Rethinking and re-imagining the road to Palestinian statehood: yes. Taking a more sober approach to a problem that is much thornier than many outside the region have grasped: yes. Proceeding with caution when the whole Middle East is in flames: definitely. Thinking comprehensively about the problems of the Palestinian people as a whole rather than just those in the West Bank and Gaza: absolutely, especially now that so many Palestinians in Syria have been made refugees once again. Insisting that the vagaries of American political cycles and presidential legacy hunts no longer drive the pace and timing of Middle East negotiations: please.
If Bibi’s election message is that the peace process as we have known it needs fundamental change and reshaping, he is right. But if his intention is to kill it, or even to proclaim a moratorium during which Israel will create so many new facts on the ground that the concept of a Palestinian state no longer looks viable, then U.S.-Israeli relations will continue to cool.
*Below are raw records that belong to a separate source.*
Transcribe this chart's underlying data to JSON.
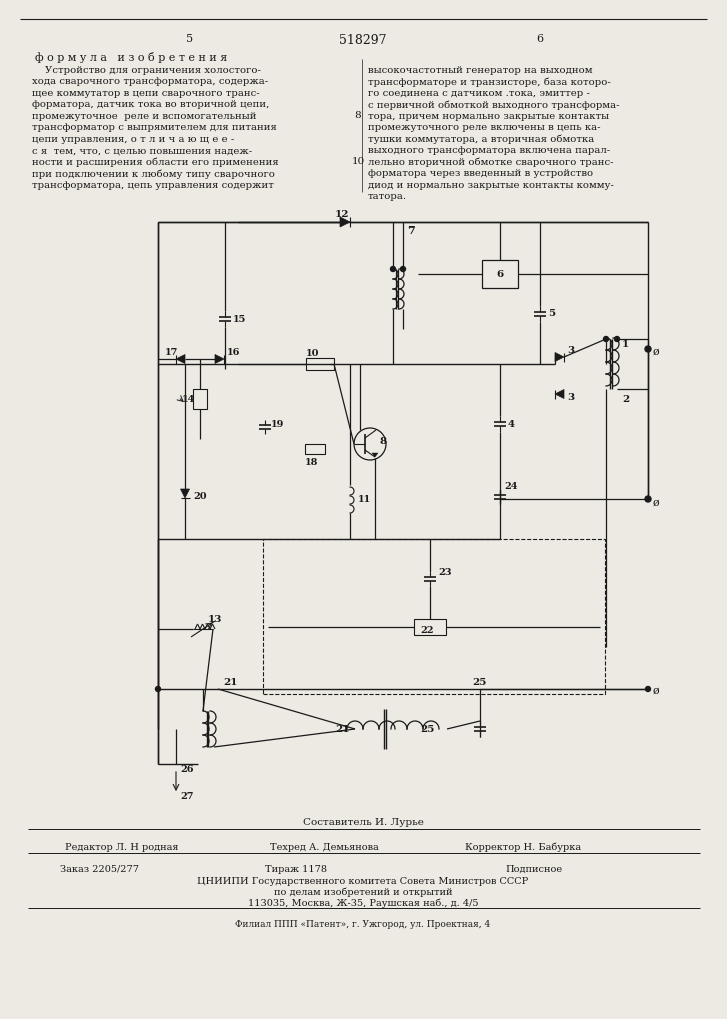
{
  "page_number_center": "518297",
  "page_num_left": "5",
  "page_num_right": "6",
  "background_color": "#ede9e3",
  "text_color": "#1a1a1a",
  "title_formula": "ф о р м у л а   и з о б р е т е н и я",
  "composer": "Составитель И. Лурье",
  "editor": "Редактор Л. Н родная",
  "tech": "Техред А. Демьянова",
  "corrector": "Корректор Н. Бабурка",
  "order": "Заказ 2205/277",
  "circulation": "Тираж 1178",
  "subscribed": "Подписное",
  "org_line1": "ЦНИИПИ Государственного комитета Совета Министров СССР",
  "org_line2": "по делам изобретений и открытий",
  "address": "113035, Москва, Ж-35, Раушская наб., д. 4/5",
  "branch": "Филиал ППП «Патент», г. Ужгород, ул. Проектная, 4"
}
Zionist history is in part the story of a rivalry within Zionism between Jewish leaders who believed that the movement’s best chances came from cooperation with English-speaking leaders and those who believed that the way to deal with both the Brits and the Americans was to confront them. Chaim Weizmann, who extracted the Balfour Declaration from the British and got a promise from Harry Truman that he would recognize an independent Israel, was an example of the former. Ze’ev Jabotinsky, the founder of Revisionist Zionism who planned a war with Britain when that country moved away from its support for the Balfour Declaration, represents the latter. Prime Minister Netanyahu’s roots, despite his own fluent English and his deep understanding of American culture, lie in the more confrontational camp, and Bibi has often drawn on his inner Jabotinsky in confrontations with Obama.
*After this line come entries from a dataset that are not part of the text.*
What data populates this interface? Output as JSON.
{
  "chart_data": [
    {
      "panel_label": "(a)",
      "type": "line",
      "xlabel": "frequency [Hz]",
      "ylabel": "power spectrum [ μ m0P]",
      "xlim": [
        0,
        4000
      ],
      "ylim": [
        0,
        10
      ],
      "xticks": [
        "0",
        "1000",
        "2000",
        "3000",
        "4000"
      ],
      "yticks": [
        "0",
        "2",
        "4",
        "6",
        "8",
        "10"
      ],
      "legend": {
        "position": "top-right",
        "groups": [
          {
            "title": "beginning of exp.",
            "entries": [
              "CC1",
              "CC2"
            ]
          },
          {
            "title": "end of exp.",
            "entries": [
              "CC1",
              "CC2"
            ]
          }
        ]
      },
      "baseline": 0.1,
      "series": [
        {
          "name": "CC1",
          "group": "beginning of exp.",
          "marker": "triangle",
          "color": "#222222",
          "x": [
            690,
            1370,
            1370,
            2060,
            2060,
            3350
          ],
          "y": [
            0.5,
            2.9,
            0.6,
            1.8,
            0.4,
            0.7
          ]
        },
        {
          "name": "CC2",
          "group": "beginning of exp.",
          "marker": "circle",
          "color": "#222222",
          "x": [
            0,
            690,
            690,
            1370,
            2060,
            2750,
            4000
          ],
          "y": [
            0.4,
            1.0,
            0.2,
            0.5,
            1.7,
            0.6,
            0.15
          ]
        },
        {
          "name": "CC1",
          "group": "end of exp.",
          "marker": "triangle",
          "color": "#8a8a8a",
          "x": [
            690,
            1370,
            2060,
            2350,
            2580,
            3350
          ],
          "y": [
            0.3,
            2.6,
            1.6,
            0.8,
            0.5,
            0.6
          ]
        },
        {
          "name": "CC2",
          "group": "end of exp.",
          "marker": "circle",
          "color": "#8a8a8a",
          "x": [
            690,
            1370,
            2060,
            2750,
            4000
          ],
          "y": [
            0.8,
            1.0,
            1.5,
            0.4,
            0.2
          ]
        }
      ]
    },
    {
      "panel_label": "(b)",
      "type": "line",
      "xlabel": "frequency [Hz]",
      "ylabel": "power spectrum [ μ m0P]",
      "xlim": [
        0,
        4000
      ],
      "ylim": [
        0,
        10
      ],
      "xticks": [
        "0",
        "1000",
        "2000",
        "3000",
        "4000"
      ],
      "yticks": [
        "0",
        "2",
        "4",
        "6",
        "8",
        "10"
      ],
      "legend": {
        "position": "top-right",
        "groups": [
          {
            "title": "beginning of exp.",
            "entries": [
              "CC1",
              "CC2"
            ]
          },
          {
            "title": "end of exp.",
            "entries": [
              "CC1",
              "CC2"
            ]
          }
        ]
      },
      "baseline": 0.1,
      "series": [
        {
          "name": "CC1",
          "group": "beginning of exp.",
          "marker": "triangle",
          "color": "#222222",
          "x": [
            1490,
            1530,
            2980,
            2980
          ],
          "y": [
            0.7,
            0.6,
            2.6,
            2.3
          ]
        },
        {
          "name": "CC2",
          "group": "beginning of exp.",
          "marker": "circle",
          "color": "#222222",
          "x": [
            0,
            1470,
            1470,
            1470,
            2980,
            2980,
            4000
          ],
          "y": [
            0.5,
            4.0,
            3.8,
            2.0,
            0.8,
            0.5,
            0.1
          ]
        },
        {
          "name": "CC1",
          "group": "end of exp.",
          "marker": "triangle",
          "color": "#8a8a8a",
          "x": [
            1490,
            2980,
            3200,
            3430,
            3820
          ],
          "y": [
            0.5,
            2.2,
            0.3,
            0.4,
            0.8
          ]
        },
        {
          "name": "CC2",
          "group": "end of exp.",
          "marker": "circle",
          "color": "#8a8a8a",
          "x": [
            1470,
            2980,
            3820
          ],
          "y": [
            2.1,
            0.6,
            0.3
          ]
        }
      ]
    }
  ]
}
Israelis will have to decide for themselves where their interests lie in these critical times. Let’s hope they find a way forward that keeps the doors of peace open and safeguards the foundations of the U.S.-Israel alliance.
Meanwhile, the Obama administration needs to take a long hard look at the Middle East and ask itself why it keeps getting wrong-footed in this difficult region. Neither loved nor feared, the current White House has lost influence over old friends without replacing them with new ones. Just possibly, this is a time for American officials to think about their own policy problems rather than aggressively criticizing the choices that other people are making in an environment that our own missteps (by past administrations as well as by this one) have helped make more challenging than ever.